Judge Pamela Jackson of the Merit Systems Protection Board (MSPB) ruled on October 20, 2015 that the Memphis VA terminated Higgins without merit and ordered he be reinstated immediately with full back pay and interest.

“The agency has failed to prove its charge,” Jackson stated in her decision while also noting that his comment came in response to a dire situation, “I find that although the appellant made the comments in a less than optimal manner, it is undisputed that he had been working under less than optimal working conditions for a period of several months, and it was perhaps not realistic to expect that tensions would not be high, and the meeting would proceed as any other.”

Even those who testified at the MSPB hearing that Higgins comments were threatening admitted that the area he worked in had a broken down air conditioner which caused the area to routinely go from extremely hot to extremely cold.

But Higgins told TheDC that the main witnesses against him — David Huhnan the head of the business office and Robert Pesch the chief of engineering — had ulterior motives for their testimony because he’d blown the whistle on mishaps in each of their respective departments.

In March 2014, Higgins made an Office of Special Counsel complaint about medical records backlogs.
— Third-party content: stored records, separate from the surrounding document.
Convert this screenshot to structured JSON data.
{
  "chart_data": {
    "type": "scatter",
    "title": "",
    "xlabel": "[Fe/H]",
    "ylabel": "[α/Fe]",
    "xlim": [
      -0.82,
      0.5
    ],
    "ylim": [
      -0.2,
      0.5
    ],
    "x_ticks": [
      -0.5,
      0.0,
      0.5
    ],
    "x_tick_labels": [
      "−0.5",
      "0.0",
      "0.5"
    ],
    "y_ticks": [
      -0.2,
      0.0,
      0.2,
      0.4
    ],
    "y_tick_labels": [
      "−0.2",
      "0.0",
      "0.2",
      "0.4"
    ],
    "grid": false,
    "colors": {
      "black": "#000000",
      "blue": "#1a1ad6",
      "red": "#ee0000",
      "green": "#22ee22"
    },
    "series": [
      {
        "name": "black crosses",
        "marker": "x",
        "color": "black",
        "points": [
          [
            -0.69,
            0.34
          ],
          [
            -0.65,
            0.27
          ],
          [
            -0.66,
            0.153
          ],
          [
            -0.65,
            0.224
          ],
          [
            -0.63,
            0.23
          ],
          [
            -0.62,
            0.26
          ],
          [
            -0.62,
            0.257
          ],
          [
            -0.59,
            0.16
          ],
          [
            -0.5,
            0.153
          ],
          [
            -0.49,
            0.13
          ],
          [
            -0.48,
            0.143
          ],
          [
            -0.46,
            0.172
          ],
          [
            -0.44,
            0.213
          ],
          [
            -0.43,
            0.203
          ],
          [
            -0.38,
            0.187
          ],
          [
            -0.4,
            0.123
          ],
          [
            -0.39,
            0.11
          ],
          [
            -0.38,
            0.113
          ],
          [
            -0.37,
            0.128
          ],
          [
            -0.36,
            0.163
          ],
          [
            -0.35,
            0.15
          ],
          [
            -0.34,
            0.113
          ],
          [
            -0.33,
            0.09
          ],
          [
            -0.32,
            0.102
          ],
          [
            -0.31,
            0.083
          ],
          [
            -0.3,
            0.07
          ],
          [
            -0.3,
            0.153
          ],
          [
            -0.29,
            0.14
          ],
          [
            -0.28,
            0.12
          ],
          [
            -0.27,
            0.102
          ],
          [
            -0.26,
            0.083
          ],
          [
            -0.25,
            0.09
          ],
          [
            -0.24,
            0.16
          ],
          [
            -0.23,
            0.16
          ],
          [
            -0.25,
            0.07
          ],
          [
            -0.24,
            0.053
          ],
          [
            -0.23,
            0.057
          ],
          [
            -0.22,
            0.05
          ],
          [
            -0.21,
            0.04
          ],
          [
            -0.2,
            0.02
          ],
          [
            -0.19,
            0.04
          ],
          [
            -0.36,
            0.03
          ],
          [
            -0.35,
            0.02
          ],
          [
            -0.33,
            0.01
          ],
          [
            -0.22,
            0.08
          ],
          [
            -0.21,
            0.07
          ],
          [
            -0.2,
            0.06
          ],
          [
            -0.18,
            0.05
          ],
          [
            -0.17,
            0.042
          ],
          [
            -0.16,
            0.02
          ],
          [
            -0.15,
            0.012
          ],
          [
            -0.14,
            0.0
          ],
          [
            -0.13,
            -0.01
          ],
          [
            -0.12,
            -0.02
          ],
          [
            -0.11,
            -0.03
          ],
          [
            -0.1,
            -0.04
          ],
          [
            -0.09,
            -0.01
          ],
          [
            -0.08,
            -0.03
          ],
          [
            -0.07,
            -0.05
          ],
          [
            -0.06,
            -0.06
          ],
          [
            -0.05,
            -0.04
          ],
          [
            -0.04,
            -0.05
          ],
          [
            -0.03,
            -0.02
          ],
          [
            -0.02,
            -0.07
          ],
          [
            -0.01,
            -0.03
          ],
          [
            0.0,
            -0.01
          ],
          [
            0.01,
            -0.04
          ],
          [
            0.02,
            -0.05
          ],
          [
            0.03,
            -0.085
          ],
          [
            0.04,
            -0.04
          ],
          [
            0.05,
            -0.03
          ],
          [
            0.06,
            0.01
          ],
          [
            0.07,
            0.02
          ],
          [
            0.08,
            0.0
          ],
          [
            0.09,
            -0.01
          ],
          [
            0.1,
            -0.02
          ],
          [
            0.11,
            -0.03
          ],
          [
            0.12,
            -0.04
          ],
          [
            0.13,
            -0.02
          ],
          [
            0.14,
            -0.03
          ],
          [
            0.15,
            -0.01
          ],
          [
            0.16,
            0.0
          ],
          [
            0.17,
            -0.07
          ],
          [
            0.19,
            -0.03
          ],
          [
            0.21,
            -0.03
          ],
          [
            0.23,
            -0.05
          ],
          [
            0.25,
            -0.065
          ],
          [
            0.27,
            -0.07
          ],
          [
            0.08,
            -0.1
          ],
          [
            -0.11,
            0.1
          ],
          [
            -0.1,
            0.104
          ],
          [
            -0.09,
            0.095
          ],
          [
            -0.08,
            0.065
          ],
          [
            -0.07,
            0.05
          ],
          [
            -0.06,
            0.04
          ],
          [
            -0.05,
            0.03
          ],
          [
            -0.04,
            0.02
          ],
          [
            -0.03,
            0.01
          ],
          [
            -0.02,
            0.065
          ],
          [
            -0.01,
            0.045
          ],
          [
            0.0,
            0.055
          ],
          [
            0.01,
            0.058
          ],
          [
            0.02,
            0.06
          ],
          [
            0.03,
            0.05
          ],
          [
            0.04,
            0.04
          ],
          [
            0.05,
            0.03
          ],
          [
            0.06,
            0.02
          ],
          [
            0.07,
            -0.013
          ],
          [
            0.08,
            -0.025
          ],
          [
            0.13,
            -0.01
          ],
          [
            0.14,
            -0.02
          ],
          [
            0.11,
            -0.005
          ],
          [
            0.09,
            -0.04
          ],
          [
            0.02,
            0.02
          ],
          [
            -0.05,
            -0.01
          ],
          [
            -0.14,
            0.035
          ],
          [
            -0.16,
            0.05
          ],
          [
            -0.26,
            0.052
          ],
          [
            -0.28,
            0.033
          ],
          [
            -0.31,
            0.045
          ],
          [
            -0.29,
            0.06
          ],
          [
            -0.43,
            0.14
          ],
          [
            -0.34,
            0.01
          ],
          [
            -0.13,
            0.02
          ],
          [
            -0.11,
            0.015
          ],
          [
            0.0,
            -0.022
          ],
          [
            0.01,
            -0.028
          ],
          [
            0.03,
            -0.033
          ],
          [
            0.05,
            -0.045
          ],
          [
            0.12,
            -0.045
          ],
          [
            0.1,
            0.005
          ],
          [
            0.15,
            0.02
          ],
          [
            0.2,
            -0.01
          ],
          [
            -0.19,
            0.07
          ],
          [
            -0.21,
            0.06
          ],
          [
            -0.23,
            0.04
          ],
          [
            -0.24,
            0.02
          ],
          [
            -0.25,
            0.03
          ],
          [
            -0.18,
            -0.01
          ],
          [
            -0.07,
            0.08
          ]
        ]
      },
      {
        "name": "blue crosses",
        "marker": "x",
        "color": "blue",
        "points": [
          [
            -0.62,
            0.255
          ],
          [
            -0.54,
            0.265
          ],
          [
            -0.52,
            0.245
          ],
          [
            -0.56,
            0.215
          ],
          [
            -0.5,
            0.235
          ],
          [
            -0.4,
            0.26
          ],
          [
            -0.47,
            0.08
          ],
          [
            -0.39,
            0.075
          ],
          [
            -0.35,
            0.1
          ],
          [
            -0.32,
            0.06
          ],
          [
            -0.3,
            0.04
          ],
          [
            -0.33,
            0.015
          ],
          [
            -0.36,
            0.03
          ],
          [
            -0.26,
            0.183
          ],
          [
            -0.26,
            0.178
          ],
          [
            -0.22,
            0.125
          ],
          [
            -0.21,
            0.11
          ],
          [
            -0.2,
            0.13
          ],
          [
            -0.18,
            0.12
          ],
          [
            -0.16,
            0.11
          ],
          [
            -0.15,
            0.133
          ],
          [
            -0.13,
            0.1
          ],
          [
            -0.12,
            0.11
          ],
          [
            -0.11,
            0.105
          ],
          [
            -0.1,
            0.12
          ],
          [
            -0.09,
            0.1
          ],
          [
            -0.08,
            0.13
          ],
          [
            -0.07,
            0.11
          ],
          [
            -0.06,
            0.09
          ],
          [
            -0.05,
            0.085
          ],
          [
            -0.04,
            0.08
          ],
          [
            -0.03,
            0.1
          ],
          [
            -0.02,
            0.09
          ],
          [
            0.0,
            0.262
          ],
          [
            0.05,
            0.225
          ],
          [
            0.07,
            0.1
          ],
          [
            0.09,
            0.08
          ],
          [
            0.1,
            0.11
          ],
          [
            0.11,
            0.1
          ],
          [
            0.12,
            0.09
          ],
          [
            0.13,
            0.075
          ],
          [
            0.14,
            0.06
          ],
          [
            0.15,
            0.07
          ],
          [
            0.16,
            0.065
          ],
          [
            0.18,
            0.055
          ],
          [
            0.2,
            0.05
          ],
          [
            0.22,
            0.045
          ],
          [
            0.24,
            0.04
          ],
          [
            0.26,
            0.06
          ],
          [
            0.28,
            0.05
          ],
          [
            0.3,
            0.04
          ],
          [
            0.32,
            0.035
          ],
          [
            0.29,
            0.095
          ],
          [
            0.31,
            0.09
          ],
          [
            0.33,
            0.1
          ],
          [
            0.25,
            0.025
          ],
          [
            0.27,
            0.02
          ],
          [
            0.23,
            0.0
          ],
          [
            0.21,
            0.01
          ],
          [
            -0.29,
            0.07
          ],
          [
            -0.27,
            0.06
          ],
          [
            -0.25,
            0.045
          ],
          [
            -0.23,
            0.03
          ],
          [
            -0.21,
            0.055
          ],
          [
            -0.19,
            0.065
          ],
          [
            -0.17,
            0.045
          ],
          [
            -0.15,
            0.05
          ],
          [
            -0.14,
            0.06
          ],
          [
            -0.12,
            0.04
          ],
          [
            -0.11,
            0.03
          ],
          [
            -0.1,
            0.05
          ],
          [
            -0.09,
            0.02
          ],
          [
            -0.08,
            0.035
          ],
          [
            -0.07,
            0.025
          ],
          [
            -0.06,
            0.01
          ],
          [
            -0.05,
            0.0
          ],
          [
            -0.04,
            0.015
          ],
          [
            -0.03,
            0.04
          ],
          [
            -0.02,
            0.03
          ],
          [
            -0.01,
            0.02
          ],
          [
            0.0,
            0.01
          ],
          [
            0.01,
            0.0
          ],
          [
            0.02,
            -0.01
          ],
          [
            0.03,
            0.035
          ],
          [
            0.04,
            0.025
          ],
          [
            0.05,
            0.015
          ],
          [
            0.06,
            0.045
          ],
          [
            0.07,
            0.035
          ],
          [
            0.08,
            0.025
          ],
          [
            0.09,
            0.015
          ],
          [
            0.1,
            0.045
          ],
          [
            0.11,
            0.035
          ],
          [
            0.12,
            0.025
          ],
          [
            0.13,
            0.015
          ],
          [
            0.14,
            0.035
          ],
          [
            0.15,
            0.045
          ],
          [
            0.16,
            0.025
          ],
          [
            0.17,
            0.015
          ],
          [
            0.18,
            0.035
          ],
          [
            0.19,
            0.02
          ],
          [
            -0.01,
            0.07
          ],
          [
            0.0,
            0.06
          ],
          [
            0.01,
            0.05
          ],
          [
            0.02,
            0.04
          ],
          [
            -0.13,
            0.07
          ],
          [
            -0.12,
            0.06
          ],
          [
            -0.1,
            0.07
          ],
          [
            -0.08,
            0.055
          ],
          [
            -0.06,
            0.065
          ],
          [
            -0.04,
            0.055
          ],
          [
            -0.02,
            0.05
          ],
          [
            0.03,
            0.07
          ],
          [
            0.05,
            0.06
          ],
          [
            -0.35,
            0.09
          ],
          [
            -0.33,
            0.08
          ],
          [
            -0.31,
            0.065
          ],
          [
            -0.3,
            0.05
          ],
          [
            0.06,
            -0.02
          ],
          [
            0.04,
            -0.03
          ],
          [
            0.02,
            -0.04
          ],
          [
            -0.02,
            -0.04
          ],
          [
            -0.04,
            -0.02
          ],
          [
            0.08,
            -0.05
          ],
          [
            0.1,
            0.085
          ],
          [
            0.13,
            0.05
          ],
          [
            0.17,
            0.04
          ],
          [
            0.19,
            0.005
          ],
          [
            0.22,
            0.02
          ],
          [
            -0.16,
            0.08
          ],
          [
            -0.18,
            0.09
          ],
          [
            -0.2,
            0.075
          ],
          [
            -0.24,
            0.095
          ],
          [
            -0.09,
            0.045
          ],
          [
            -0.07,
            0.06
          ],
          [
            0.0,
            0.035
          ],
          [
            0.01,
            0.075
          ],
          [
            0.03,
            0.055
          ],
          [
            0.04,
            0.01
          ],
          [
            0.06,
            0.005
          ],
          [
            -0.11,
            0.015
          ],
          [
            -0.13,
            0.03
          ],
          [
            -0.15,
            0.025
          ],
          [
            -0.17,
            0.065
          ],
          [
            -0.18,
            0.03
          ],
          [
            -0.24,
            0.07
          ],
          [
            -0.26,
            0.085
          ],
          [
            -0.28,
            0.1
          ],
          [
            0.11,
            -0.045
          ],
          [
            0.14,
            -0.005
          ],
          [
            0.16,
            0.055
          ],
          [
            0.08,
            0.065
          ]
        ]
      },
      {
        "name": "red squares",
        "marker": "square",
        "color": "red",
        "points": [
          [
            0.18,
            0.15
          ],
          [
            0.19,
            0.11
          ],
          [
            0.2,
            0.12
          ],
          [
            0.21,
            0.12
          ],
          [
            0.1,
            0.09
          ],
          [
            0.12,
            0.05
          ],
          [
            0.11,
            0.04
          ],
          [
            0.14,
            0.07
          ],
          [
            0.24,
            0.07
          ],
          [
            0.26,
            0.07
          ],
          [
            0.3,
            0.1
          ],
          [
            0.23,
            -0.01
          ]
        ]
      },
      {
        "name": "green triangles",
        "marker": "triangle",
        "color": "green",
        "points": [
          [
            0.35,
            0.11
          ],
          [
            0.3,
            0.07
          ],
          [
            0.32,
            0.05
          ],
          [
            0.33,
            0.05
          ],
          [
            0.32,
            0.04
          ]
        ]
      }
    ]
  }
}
The medical records department is under the purview of the business office headed by Huhnan.

Higgins also made a complaint to the VA Office of Inspector General about the misuse of a government vehicle in 2013. He implicated Pesch, among others, in that complaint.

Willie Logan,a spokesman for the Memphis VA, declined to comment. A message to Higgins’ attorney, Joree Brownlow, was left unreturned.

Judge Jackson’s order gives the Memphis VA twenty days to comply.